You can see that the snakes don't take you back so far. By making mistakes, you don't undo your work so much. In fact, the expected waiting time computed using calculations same as above for this string is \(8\).

Wow! No wonder \(THH\) defeats \(HHH\).

3.2 Alice vs. Bob

Finally, it's time to see what happens when Alice plays against Bob. When two strings compete, the dynamics of the game change. The interaction of two strings in this way creates new phenomena that don't happen when waiting for a single sequence to appear. The appearance of parts of one sequence affects the chances of the other. This interaction becomes clear when we look at the state transition diagram of the game.

Continuing with our example, let's say Bob chooses \(s_B=HHH\), and we say based on waiting times that \(s_A=THH\) is the best string for Alice in this case. Let's verify that it really is the better of the two in the setting of the game when Alice and Bob play against each other. Looking at it from the lens of adversarial games, we will draw this game's state transition diagram something like this.
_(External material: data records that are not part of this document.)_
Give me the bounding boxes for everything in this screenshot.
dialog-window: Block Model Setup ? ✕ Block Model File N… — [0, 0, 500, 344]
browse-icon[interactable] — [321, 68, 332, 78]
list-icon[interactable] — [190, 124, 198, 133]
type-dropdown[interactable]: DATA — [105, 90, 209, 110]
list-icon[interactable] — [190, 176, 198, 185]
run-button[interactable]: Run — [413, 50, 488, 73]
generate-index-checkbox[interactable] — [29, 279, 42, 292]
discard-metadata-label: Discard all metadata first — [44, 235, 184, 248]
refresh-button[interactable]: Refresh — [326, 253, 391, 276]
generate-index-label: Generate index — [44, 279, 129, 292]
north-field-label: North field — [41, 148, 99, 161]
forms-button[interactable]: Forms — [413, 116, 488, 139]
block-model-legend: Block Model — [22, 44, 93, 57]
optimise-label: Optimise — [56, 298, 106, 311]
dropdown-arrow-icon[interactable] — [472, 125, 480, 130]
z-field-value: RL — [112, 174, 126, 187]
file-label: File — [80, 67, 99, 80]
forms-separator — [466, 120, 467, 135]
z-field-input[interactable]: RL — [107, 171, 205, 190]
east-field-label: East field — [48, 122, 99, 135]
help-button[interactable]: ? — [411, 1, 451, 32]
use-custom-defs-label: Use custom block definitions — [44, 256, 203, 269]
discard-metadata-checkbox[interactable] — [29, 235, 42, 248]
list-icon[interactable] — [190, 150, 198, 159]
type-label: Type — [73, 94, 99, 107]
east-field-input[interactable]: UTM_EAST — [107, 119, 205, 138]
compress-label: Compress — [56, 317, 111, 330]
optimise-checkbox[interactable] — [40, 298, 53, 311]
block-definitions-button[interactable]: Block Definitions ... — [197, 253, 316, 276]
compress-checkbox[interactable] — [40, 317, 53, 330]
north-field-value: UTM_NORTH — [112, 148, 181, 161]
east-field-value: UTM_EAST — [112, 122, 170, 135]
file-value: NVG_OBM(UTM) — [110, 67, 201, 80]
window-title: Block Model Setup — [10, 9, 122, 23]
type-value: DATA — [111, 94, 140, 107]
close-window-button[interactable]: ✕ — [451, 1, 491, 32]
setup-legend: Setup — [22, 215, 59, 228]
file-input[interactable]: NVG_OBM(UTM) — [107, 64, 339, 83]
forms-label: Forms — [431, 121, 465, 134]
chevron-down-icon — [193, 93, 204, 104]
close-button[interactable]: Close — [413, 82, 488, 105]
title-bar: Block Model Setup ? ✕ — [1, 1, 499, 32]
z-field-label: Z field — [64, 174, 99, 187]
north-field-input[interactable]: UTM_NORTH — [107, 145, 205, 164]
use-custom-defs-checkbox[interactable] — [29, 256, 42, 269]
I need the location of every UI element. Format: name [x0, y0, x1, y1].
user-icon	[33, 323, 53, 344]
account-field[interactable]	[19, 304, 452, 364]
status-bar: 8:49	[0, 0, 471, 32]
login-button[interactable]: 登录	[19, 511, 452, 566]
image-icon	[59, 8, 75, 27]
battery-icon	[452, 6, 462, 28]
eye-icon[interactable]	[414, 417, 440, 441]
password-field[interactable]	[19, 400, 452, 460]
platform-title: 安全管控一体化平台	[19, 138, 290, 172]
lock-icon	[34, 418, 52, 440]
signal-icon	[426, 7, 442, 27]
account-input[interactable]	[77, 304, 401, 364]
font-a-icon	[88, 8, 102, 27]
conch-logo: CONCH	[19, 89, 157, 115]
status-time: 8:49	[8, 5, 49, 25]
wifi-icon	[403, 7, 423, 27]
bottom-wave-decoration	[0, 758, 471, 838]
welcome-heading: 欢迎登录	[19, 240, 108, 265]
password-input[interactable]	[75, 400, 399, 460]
Notice that it's just the previous two diagrams, with the two chains merged into one diagram. The two chains branch off of the green state (colors are inverted in dark mode), the start state. It is immediately obvious that if you ever see a tails, you exit the \(HHH\) branch to never return.

Now, defining waiting time of two strings that are competing against each other is meaningless. So, instead we will look at the probability of seeing one string before the other. In our state transition diagram, this corresponds to the probability of hitting one of the two states (\(HHH\) or \(THH\)) starting from the green state. Notice that from any state, we go to one two states with a \(1/2\) probability. So, the probability of hitting \(HHH\), say, from any state has to be the sum of these probabilities. This is in complete analogy with how we went about calculating the expected waiting time. Now, the expression is \(P(\alpha)=P(\beta)/2+P(\gamma)/2\). The only exception to this rule will be the probability of hitting \(HHH\) from \(HHH\) is going to be \(1\) and the probability of hitting the \(HHH\) state from \(THH\) is going to be \(0\).

We will again be using some shorthands, \(v=P(\varnothing),\) \(w=P(H),\) \(x=P(HH)\), \(y=P(T),\) \(z=P(TH),\) \(1=P(HHH),\) and \(0=P(THH)\). We then need to solve the following equations: \(v=w/2+y/2\), \(w=x/2+y/2\), \(x=y/2+1/2\), \(y=y/2+z/2\), and \(z=y/2+0/2\). And doing the math shows us that \(v=P(HHH)=1/8\). That's no surprise, we already saw this in section 1. But the power of this method is that this can be applied to more complicated cases that are not so straight-forward to argue about without state transition diagrams. I invite you to create state transition diagrams for other cases and compute probabilities of winning of one sequence over others listed in the table above. I will give some of the values and invite you to compute the rest.

Probability that Alice wins if she follows the best strategy
Bob	Alice	\(P\)(Alice wins)
\(HHH\)	\(THH\)	\(7/8\)
\(HHT\)	\(THH\)	\(3/4\)
\(HTH\)	\(HHT\)	\(2/3\)
\(HTT\)	\(HHT\)	\(2/3\)

Conclusion

That is all I wanna talk about today. I love how weird probability is until you put pen to paper. Then what's on paper makes sense, yet the reality doesn't make any more sense than it did before.